Thermal power station
- Primary fuel: Natural gas
- Cooling source: Ohio River

Power generation
- Nameplate capacity: 640 MW

= Cane Run Generating Station =

Natural gas power plant in Louisville, Kentucky, United States

The Cane Run Generating Station is a 640 megawatt (MW), natural gas power plant owned and operated by Louisville Gas and Electric (LG&E). It is 10 mi southwest of Downtown Louisville, Kentucky, in its Pleasure Ridge Park neighborhood. It was formerly a coal power plant until 2015.

==History==
Cane Run began operation on its first unit in 1954 and expanded to six units by 1969. Its total generating capacity was 943 (MW).
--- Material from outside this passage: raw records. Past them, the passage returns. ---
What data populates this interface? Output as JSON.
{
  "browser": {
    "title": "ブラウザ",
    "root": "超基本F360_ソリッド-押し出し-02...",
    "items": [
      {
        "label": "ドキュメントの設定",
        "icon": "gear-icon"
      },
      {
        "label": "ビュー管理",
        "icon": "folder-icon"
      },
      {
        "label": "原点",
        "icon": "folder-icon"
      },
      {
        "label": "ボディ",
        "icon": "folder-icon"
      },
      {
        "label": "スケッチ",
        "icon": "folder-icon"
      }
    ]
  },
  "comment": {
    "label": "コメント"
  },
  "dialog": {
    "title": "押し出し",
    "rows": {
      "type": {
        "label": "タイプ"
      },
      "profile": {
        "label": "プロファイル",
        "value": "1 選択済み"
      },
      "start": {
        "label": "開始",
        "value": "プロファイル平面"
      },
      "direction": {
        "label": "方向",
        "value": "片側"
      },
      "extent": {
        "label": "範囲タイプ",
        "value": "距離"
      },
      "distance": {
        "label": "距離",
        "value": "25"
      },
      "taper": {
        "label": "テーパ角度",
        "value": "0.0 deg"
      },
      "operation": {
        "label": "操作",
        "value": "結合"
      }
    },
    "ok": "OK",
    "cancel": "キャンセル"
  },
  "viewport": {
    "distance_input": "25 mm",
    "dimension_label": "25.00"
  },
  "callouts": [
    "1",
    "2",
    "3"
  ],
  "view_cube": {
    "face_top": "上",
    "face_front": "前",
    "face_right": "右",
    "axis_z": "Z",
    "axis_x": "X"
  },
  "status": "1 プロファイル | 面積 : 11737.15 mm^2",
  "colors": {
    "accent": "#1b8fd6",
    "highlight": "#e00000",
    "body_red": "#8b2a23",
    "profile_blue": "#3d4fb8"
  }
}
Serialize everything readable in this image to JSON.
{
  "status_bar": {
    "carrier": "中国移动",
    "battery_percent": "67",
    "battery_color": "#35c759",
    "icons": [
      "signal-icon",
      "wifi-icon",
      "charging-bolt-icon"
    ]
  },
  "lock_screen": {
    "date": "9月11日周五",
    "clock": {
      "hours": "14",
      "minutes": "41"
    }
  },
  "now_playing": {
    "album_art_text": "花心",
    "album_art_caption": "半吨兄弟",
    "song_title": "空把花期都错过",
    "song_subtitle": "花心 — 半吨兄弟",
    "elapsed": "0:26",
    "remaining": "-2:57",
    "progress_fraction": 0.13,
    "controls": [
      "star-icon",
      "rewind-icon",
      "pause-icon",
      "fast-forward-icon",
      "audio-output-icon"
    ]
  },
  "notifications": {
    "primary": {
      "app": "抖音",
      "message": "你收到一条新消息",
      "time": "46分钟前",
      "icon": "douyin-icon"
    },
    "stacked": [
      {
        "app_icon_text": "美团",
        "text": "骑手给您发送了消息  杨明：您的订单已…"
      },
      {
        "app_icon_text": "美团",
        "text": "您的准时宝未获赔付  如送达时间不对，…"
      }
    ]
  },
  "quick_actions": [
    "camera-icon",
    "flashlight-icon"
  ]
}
Sulfur dioxide (SO_{2}) scrubber technology, pioneered by LG&E, were installed at this plant in 1973. President Jimmy Carter visited the plant in July 1979 to promote energy security during the 1979 energy crisis. Units 1-3 were retired in 1987. The power plant was mired in a lawsuit in 2013 from nearby residents over its dispersion of coal ash. In preparation of converting to natural gas, Unit 6 was shut down in March 2015. The final two units went offline in June 2015. At the same time, construction of Unit 7 was completed and began running on natural gas. The former coal power plant structure was demolished by implosion on June 8, 2019.